Friday, February 16, 2018

Private First Class Theodore Brandow

July 20, 1950.  Taejon-Kuchon, Korea.  Theodore Albert Brandow was barely 19 years old. He was only a couple weeks removed from garrison duty with the 34th Infantry Regiment in Sasebo, Japan.  This had been a cushy billet for Americans during the late 1940s, preceding the Korean War.

Ted Brandow hailed from the Catskills of up-state New York. He grew up during the Great Depression, with a father who spent his meager earnings on alcohol rather than feed his wife and six children. Ted joined the Army at the age of 17, attaining the rank of private first class while becoming a cook. Consequently, he was assigned to a headquarters company that assembled non-combatant radio operators, clerks, bandsmen, and cooks like Ted. Along with Philip Hughes and the rest of the 34th, PFC Ted Brandow was rushed to Korea on July 2, 1950, shortly after the outbreak of war there.

Along with Philip Hughes, Ted Brandow somehow survived the humiliating defeats that the 34th suffered in early July at P’yongt’aek, Ch’onan, and the retreat to the Kum River Line. Deployed on the eastern bank of the Kapch’on River, the 34th Regiment formed the first line of resistance protecting the U.S. Army’s Taejon headquarters.  The North Korean People’s Army bore down on this position with troop strength and weaponry far superior to the American commitment.

Lt. Col. Harold “Red” Ayres, commander of the 34th’s first battalion, knew the odds. Still, he was expected to hold the defensive line at all costs.  He formed a front line by placing two under-strength rifle companies (Alpha and Charlie) along the banks of the Kapch’on.  Behind this, he placed reinforcements.  Ayres’ command post was immediately behind the reinforcements. Theoretically, Ayres could order the reinforcements forward to plug any gaps suffered by the rifle companies.

Who were the reinforcements?  Half of it was Philip Hughes’s rifle (Baker) company.  The balance were the men of the Headquarters company. These men traded their typewriters, trumpets, and soup ladles for carbines and Colt .45 pistols.

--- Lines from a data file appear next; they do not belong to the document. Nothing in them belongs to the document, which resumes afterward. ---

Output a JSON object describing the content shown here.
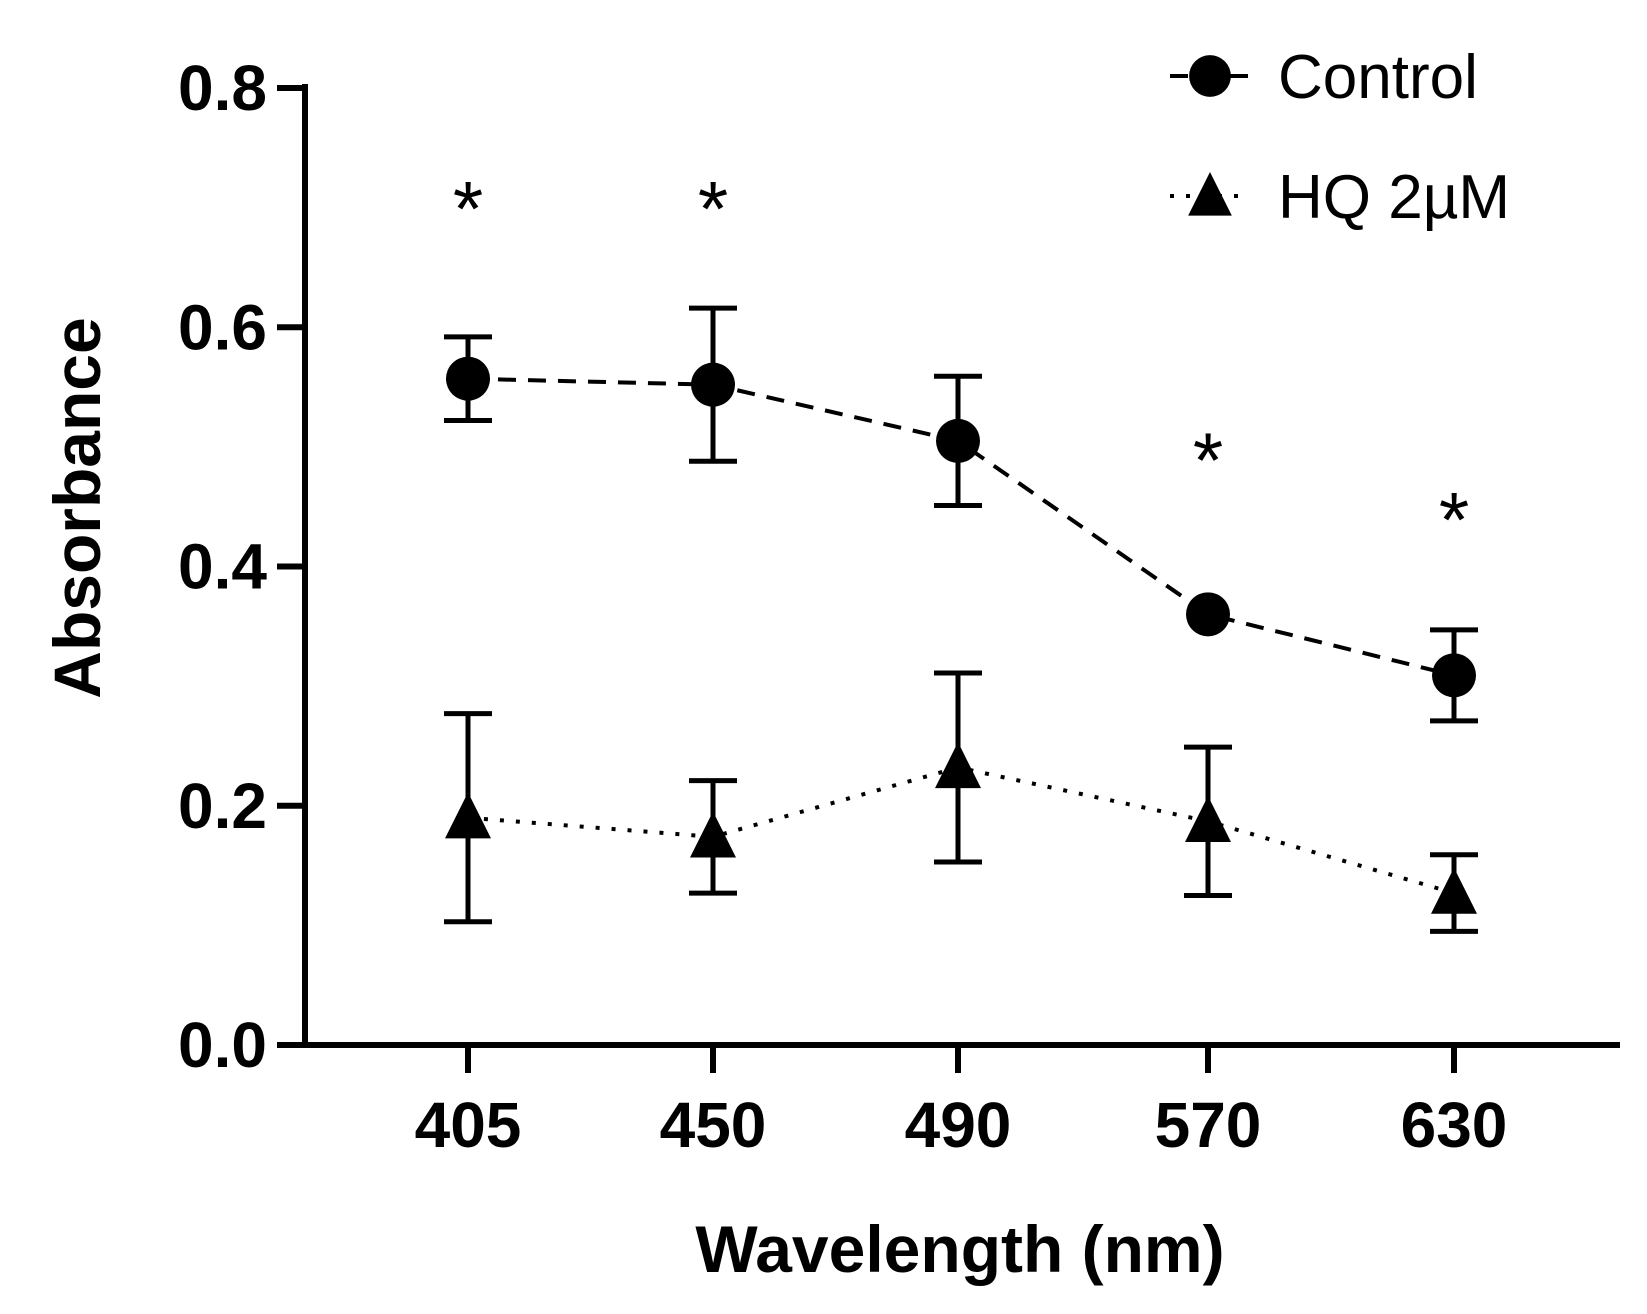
{
  "chart_data": {
    "type": "line",
    "xlabel": "Wavelength (nm)",
    "ylabel": "Absorbance",
    "categories": [
      "405",
      "450",
      "490",
      "570",
      "630"
    ],
    "ylim": [
      0,
      0.8
    ],
    "yticks": [
      "0.0",
      "0.2",
      "0.4",
      "0.6",
      "0.8"
    ],
    "grid": false,
    "legend": "top-right",
    "series": [
      {
        "name": "Control",
        "marker": "circle",
        "line_style": "dashed",
        "color": "#000000",
        "values": [
          0.557,
          0.552,
          0.505,
          0.36,
          0.309
        ],
        "error": [
          0.035,
          0.064,
          0.054,
          0.0,
          0.038
        ]
      },
      {
        "name": "HQ 2µM",
        "marker": "triangle",
        "line_style": "dotted",
        "color": "#000000",
        "values": [
          0.19,
          0.174,
          0.232,
          0.187,
          0.127
        ],
        "error": [
          0.087,
          0.047,
          0.079,
          0.062,
          0.032
        ]
      }
    ],
    "annotations": [
      {
        "category": "405",
        "text": "*",
        "y": 0.71
      },
      {
        "category": "450",
        "text": "*",
        "y": 0.71
      },
      {
        "category": "570",
        "text": "*",
        "y": 0.5
      },
      {
        "category": "630",
        "text": "*",
        "y": 0.45
      }
    ]
  }
}
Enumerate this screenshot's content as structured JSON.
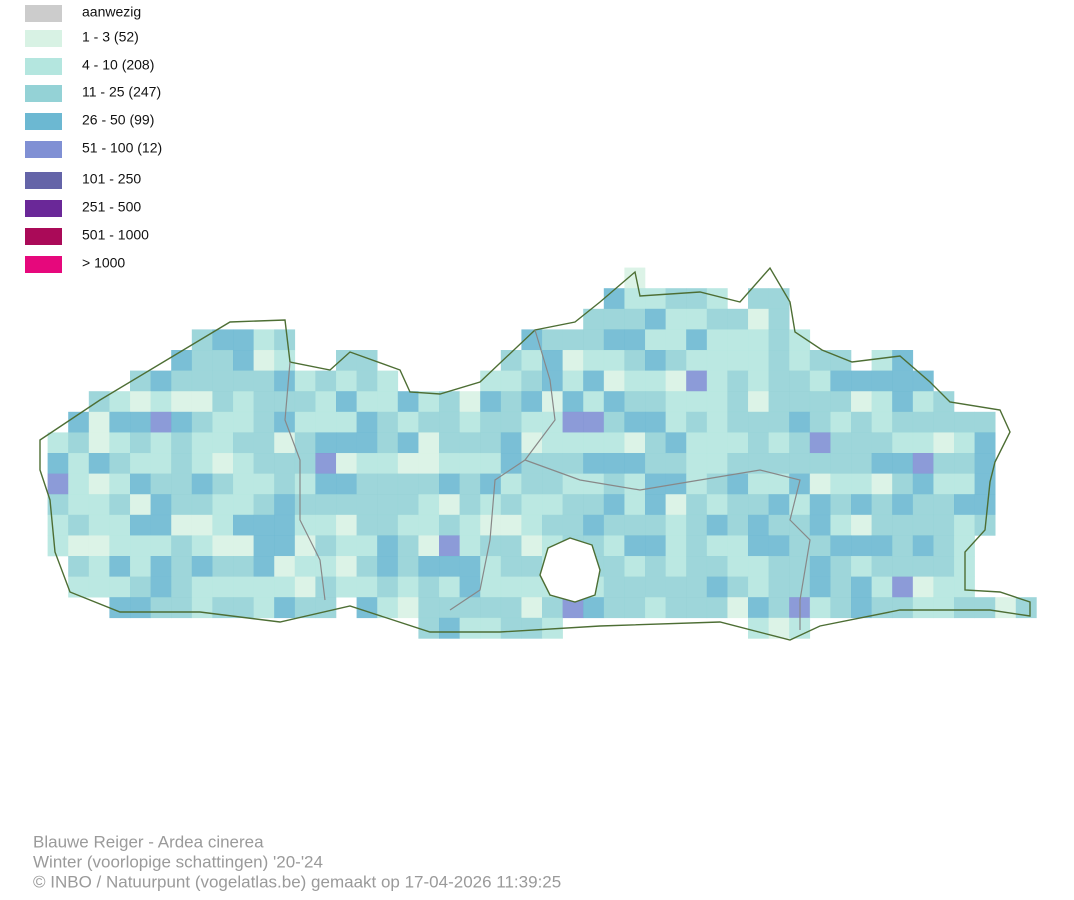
{
  "legend": [
    {
      "label": "aanwezig",
      "color": "#cccccc"
    },
    {
      "label": "1 - 3 (52)",
      "color": "#d8f2e4"
    },
    {
      "label": "4 - 10 (208)",
      "color": "#b4e6df"
    },
    {
      "label": "11 - 25 (247)",
      "color": "#94d2d6"
    },
    {
      "label": "26 - 50 (99)",
      "color": "#6cb8d2"
    },
    {
      "label": "51 - 100 (12)",
      "color": "#8090d4"
    },
    {
      "label": "101 - 250",
      "color": "#6464a8"
    },
    {
      "label": "251 - 500",
      "color": "#6a2898"
    },
    {
      "label": "501 - 1000",
      "color": "#aa0a58"
    },
    {
      "label": "> 1000",
      "color": "#e6087c"
    }
  ],
  "footer": {
    "species": "Blauwe Reiger - Ardea cinerea",
    "period": "Winter (voorlopige schattingen) '20-'24",
    "credit": "© INBO / Natuurpunt (vogelatlas.be) gemaakt op 17-04-2026 11:39:25"
  }
}
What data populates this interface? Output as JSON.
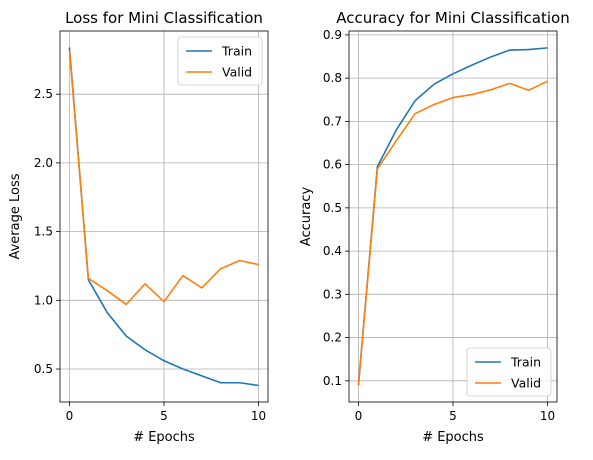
{
  "chart_data": [
    {
      "type": "line",
      "title": "Loss for Mini Classification",
      "xlabel": "# Epochs",
      "ylabel": "Average Loss",
      "x": [
        0,
        1,
        2,
        3,
        4,
        5,
        6,
        7,
        8,
        9,
        10
      ],
      "series": [
        {
          "name": "Train",
          "color": "#1f77b4",
          "values": [
            2.84,
            1.15,
            0.91,
            0.74,
            0.64,
            0.56,
            0.5,
            0.45,
            0.4,
            0.4,
            0.38
          ]
        },
        {
          "name": "Valid",
          "color": "#ff7f0e",
          "values": [
            2.82,
            1.16,
            1.07,
            0.97,
            1.12,
            0.99,
            1.18,
            1.09,
            1.23,
            1.29,
            1.26
          ]
        }
      ],
      "xlim": [
        -0.5,
        10.5
      ],
      "ylim": [
        0.26,
        2.96
      ],
      "xticks": [
        0,
        5,
        10
      ],
      "yticks": [
        0.5,
        1.0,
        1.5,
        2.0,
        2.5
      ],
      "ytick_labels": [
        "0.5",
        "1.0",
        "1.5",
        "2.0",
        "2.5"
      ],
      "grid": true,
      "legend": "top-right"
    },
    {
      "type": "line",
      "title": "Accuracy for Mini Classification",
      "xlabel": "# Epochs",
      "ylabel": "Accuracy",
      "x": [
        0,
        1,
        2,
        3,
        4,
        5,
        6,
        7,
        8,
        9,
        10
      ],
      "series": [
        {
          "name": "Train",
          "color": "#1f77b4",
          "values": [
            0.09,
            0.595,
            0.68,
            0.748,
            0.786,
            0.81,
            0.83,
            0.849,
            0.865,
            0.866,
            0.87
          ]
        },
        {
          "name": "Valid",
          "color": "#ff7f0e",
          "values": [
            0.09,
            0.59,
            0.655,
            0.718,
            0.739,
            0.755,
            0.762,
            0.773,
            0.788,
            0.772,
            0.793
          ]
        }
      ],
      "xlim": [
        -0.5,
        10.5
      ],
      "ylim": [
        0.051,
        0.909
      ],
      "xticks": [
        0,
        5,
        10
      ],
      "yticks": [
        0.1,
        0.2,
        0.3,
        0.4,
        0.5,
        0.6,
        0.7,
        0.8,
        0.9
      ],
      "ytick_labels": [
        "0.1",
        "0.2",
        "0.3",
        "0.4",
        "0.5",
        "0.6",
        "0.7",
        "0.8",
        "0.9"
      ],
      "grid": true,
      "legend": "bottom-right"
    }
  ]
}
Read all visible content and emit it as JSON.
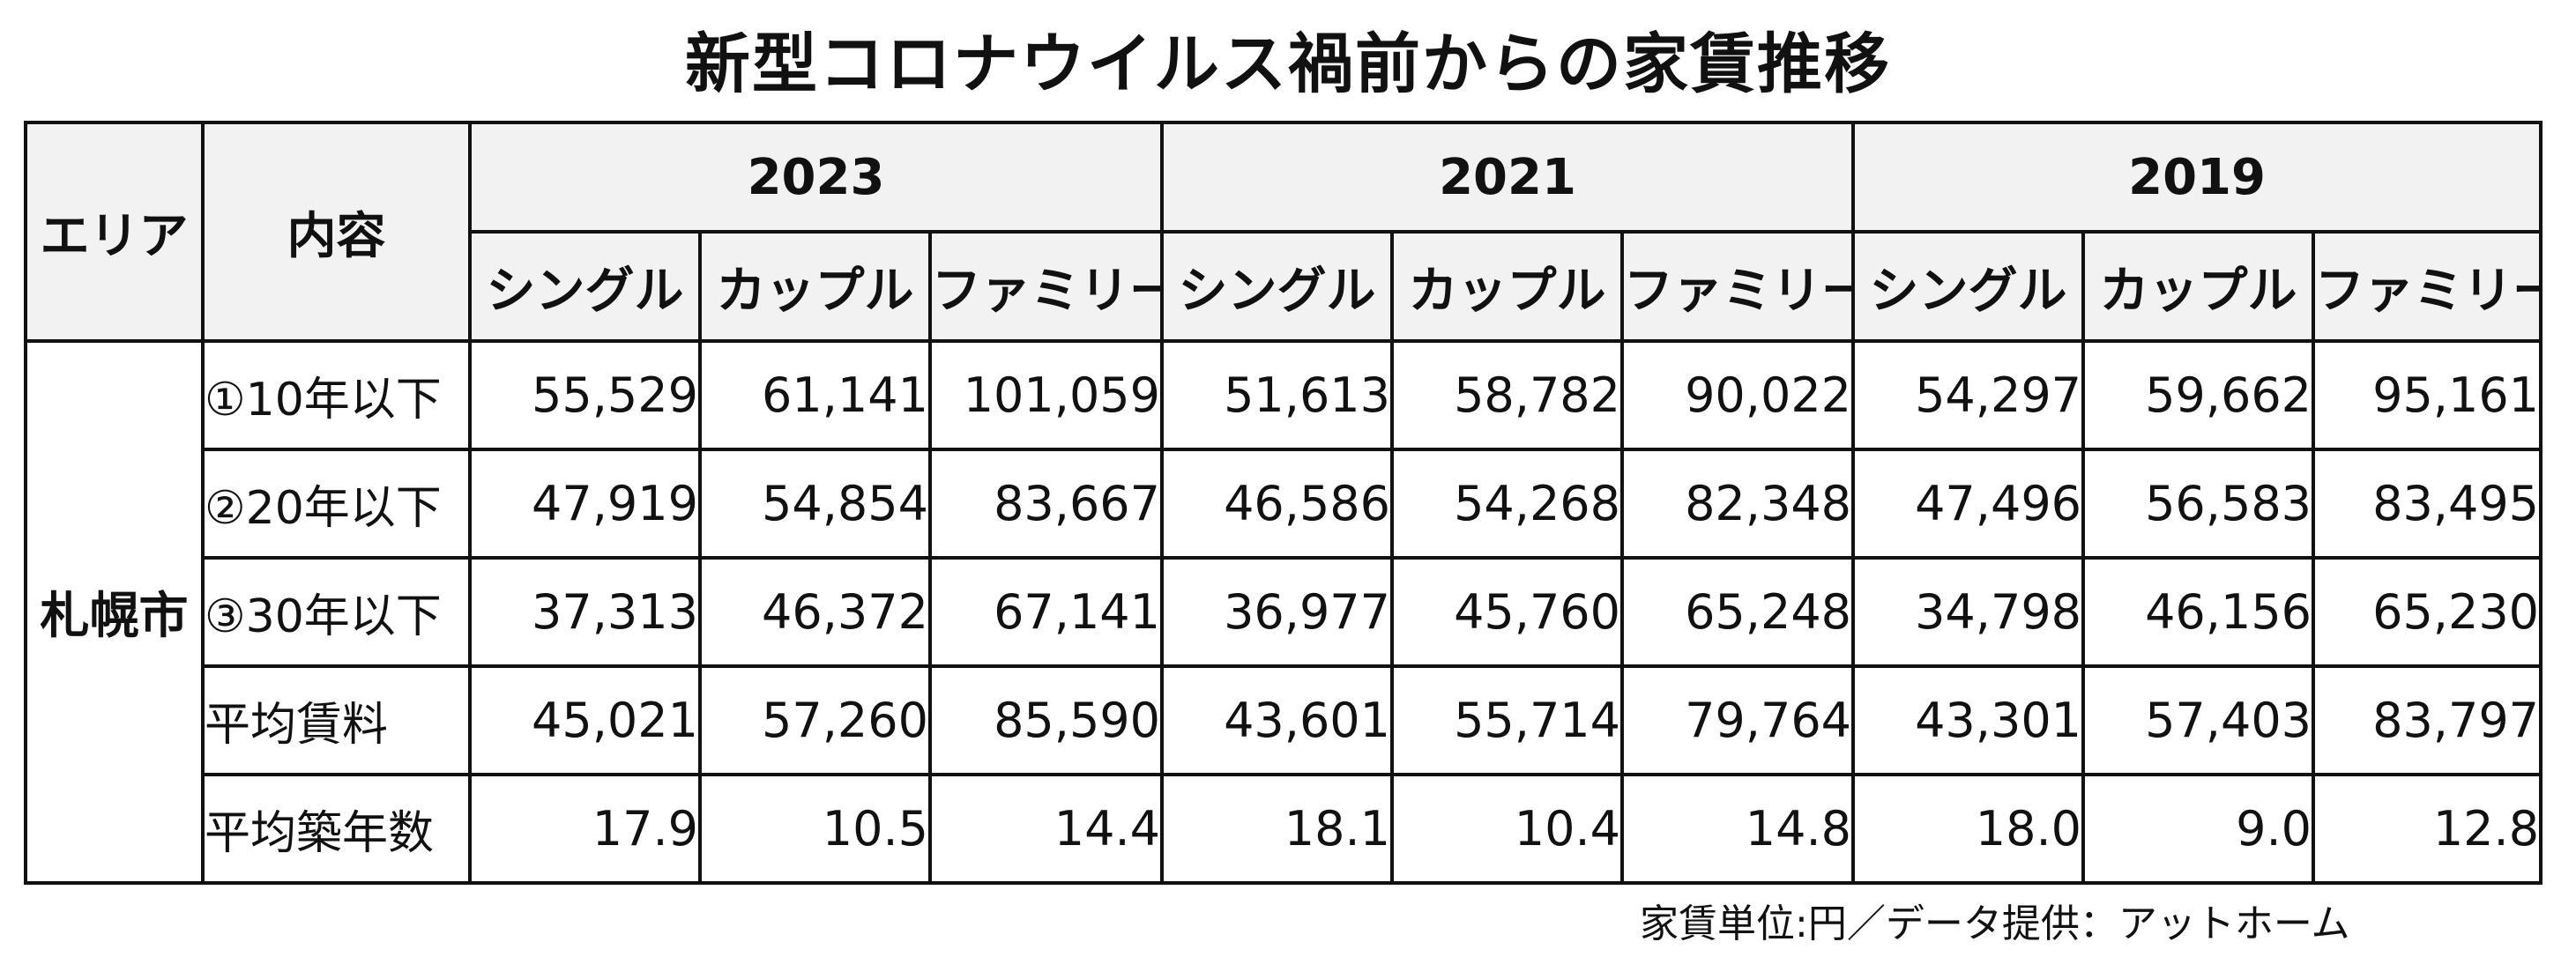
{
  "chart_data": {
    "type": "table",
    "title": "新型コロナウイルス禍前からの家賃推移",
    "header": {
      "area": "エリア",
      "content": "内容"
    },
    "years": [
      "2023",
      "2021",
      "2019"
    ],
    "sub_columns": [
      "シングル",
      "カップル",
      "ファミリー"
    ],
    "area": "札幌市",
    "rows": [
      {
        "label": "①10年以下",
        "values": [
          "55,529",
          "61,141",
          "101,059",
          "51,613",
          "58,782",
          "90,022",
          "54,297",
          "59,662",
          "95,161"
        ]
      },
      {
        "label": "②20年以下",
        "values": [
          "47,919",
          "54,854",
          "83,667",
          "46,586",
          "54,268",
          "82,348",
          "47,496",
          "56,583",
          "83,495"
        ]
      },
      {
        "label": "③30年以下",
        "values": [
          "37,313",
          "46,372",
          "67,141",
          "36,977",
          "45,760",
          "65,248",
          "34,798",
          "46,156",
          "65,230"
        ]
      },
      {
        "label": "平均賃料",
        "values": [
          "45,021",
          "57,260",
          "85,590",
          "43,601",
          "55,714",
          "79,764",
          "43,301",
          "57,403",
          "83,797"
        ]
      },
      {
        "label": "平均築年数",
        "values": [
          "17.9",
          "10.5",
          "14.4",
          "18.1",
          "10.4",
          "14.8",
          "18.0",
          "9.0",
          "12.8"
        ]
      }
    ],
    "note": "家賃単位:円／データ提供：アットホーム"
  }
}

When the North Koreans approached the Americans’ position, their T-34 tanks and countless footsteps generated a cloud of dust that only thickened the humid night air. They overran the line companies and advanced directly toward Ayres’ command post.  In so doing, the North Koreans shoved Baker company aside.  As for the headquarters company, history reports that at least half were killed.  The rest were wounded, captured, or scattered to the surrounding hills. Ted Brandow was among those who didn't make it out alive.

Graves Registration recovered his remains several months later, and he was finally interred back home in New York. Ted's parents had split by this time, so when his $10,000 Army-issue life insurance policy was cashed, each parent received a check for $5,000.